Philanthropy is a worthy end alone, but what if you could increase your charitable giving while at the same time reducing your income, gift and estate taxes and earning a reasonable rate of return to boot?
It may sound too good to be true, but it isn’t. A Charitable Lead Annuity Trust (CLAT) brings this dream to reality. In this sort of trust, the donor first contributes assets to the trust. The trust then pays a fixed annual amount to a charity, based on a rate prescribed by the IRS. (The current required annuity rate for CLATs is 1.2 percent.) Any assets that remain at the end of the CLAT’s term pass to a non-charitable beneficiary – for example, your children.
A CLAT allows you to pass assets to your heirs at reduced tax cost and to maintain a program of regular charitable giving. When you create the trust, you can set the annual donation to the charity at either a fixed amount or a certain percentage of the fair market value of the trust assets. There can also be multiple charitable beneficiaries; you can designate them in advance, or the trustee can select them.
Establishing a CLAT may result in a taxable gift when you create the trust. The gift amount would equal the value, at the time, of the remainder interest that is expected to pass to your heirs when the trust ends. However, you can avoid this scenario by establishing a CLAT with a remainder interest valued at zero. In such cases, there is no taxable gift - even though it is still possible, even likely, that some assets will eventually pass to your family members, as long as the assets outperform the hurdle rate set by the IRS.
The table below summarizes a $2,000,000 contribution to a CLAT with a 10-year term. The assumed annual trust appreciation is 8 percent, and the required fixed annuity rate is set at 1.2 percent. The charity (or charities) in this situation would receive distributions of $213,436 each year for 10 years. In this example, $1,225,894 will pass to the noncharitable beneficiary at the end of the 10-year term without incurring any gift tax, given the trust’s appreciation relative to the IRS’ fixed hurdle rate.

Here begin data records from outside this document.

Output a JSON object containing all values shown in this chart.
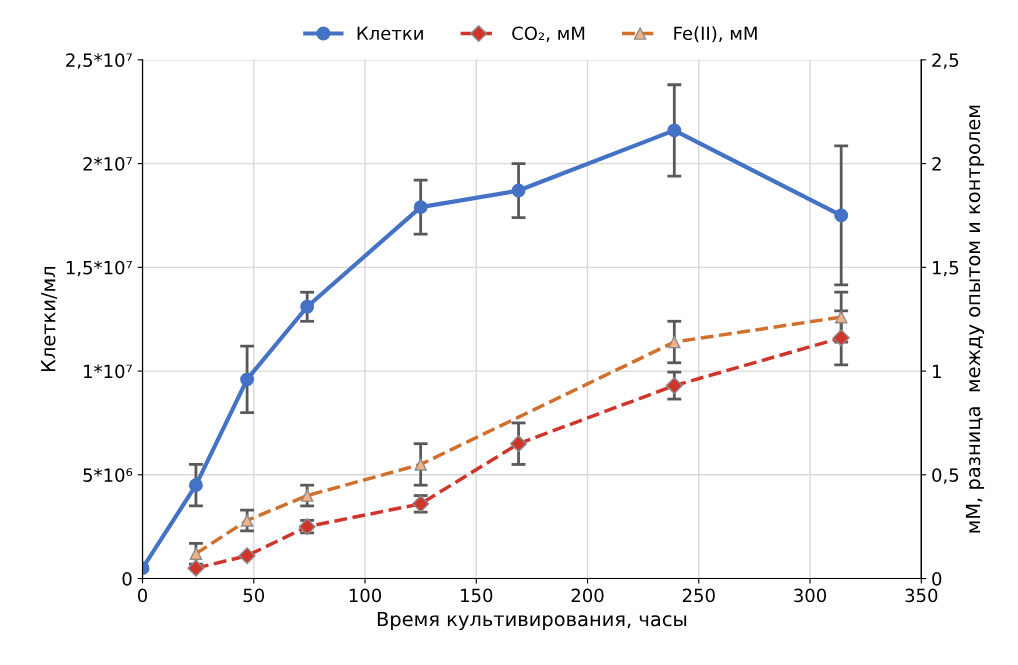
{
  "chart_data": {
    "type": "line",
    "xlabel": "Время культивирования, часы",
    "ylabel": "Клетки/мл",
    "y2label": "мМ, разница  между опытом и контролем",
    "xlim": [
      0,
      350
    ],
    "xticks": [
      0,
      50,
      100,
      150,
      200,
      250,
      300,
      350
    ],
    "ylim": [
      0,
      25000000
    ],
    "yticks": [
      {
        "value": 0,
        "label": "0"
      },
      {
        "value": 5000000,
        "label": "5*10⁶"
      },
      {
        "value": 10000000,
        "label": "1*10⁷"
      },
      {
        "value": 15000000,
        "label": "1,5*10⁷"
      },
      {
        "value": 20000000,
        "label": "2*10⁷"
      },
      {
        "value": 25000000,
        "label": "2,5*10⁷"
      }
    ],
    "y2lim": [
      0,
      2.5
    ],
    "y2ticks": [
      0,
      {
        "value": 0.5,
        "label": "0,5"
      },
      1,
      {
        "value": 1.5,
        "label": "1,5"
      },
      2,
      {
        "value": 2.5,
        "label": "2,5"
      }
    ],
    "grid": true,
    "legend": "top",
    "series": [
      {
        "name": "Клетки",
        "color": "#4472c4",
        "marker": "circle",
        "line_style": "solid",
        "x": [
          0,
          24,
          47,
          74,
          125,
          169,
          239,
          314
        ],
        "values": [
          500000,
          4500000,
          9600000,
          13100000,
          17900000,
          18700000,
          21600000,
          17500000
        ],
        "errors": [
          null,
          1000000,
          1600000,
          700000,
          1300000,
          1300000,
          2200000,
          3350000
        ]
      },
      {
        "name": "CO₂, мМ",
        "color": "#d0352b",
        "marker": "diamond",
        "line_style": "dashed",
        "axis": "y2",
        "x": [
          24,
          47,
          74,
          125,
          169,
          239,
          314
        ],
        "values": [
          0.05,
          0.11,
          0.25,
          0.36,
          0.65,
          0.93,
          1.16
        ],
        "errors": [
          null,
          null,
          0.03,
          0.04,
          0.1,
          0.065,
          0.13
        ]
      },
      {
        "name": "Fe(II), мМ",
        "color": "#d0702c",
        "marker": "triangle",
        "line_style": "dashed",
        "axis": "y2",
        "x": [
          24,
          47,
          74,
          125,
          239,
          314
        ],
        "values": [
          0.12,
          0.28,
          0.4,
          0.55,
          1.14,
          1.26
        ],
        "errors": [
          0.05,
          0.05,
          0.05,
          0.1,
          0.1,
          0.12
        ]
      }
    ]
  }
}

Year | Beginning Trust Value | Trust Appreciation | Annual Distribution to Charity | Ending Trust Value |
---|---|---|---|---|
2012 | $2,000,000 | $160,000 | $(213,436) | $1,946,564 |
2013 | $1,946,564 | $155,725 | $(213,436) | $1,888,853 |
2014 | $1,888,853 | $151,108 | $(213,436) | $1,826,525 |
2015 | $1,826,525 | $146,122 | $(213,436) | $1,759,211 |
2016 | $1,759,211 | $140,737 | $(213,436) | $1,686,512 |
2017 | $1,686,512 | $134,921 | $(213,436) | $1,607,996 |
2018 | $1,607,996 | $128,640 | $(213,436) | $1,523,200 |
2019 | $1,523,200 | $121,856 | $(213,436) | $1,431,620 |
2020 | $1,431,620 | $114,530 | $(213,436) | $1,332,713 |
2021 | $1,332,713 | $106,617 | $(213,436) | $1,225,894 |
Depending on the CLAT’s structure, you may or may not also receive an immediate income tax deduction upon its creation. If you, the grantor, choose to be taxed on the trust’s income as it is received, then you may receive a current income tax deduction for the net present value of the charitable annuity. That is equivalent to $2 million in the example above.
To see another example of a hypothetical CLAT in action, see my April 2012 Sentinel article, “The Romney Trust: A Masterpiece.” The article also shows how a CLAT can work as part of a larger wealth transfer strategy.
Due to certain income tax benefits related to contributing appreciated securities to charity, low-cost-basis securities are perfect assets to fulfill any substantial charitable gifts or bequests, including the creation of a CLAT. Whatever sort of assets you choose to donate, however, CLATs can be useful tools that allow you to increase your charitable giving, benefit your heirs, and reduce your own gift and estate tax obligations.
Almost too good to be true - but not quite.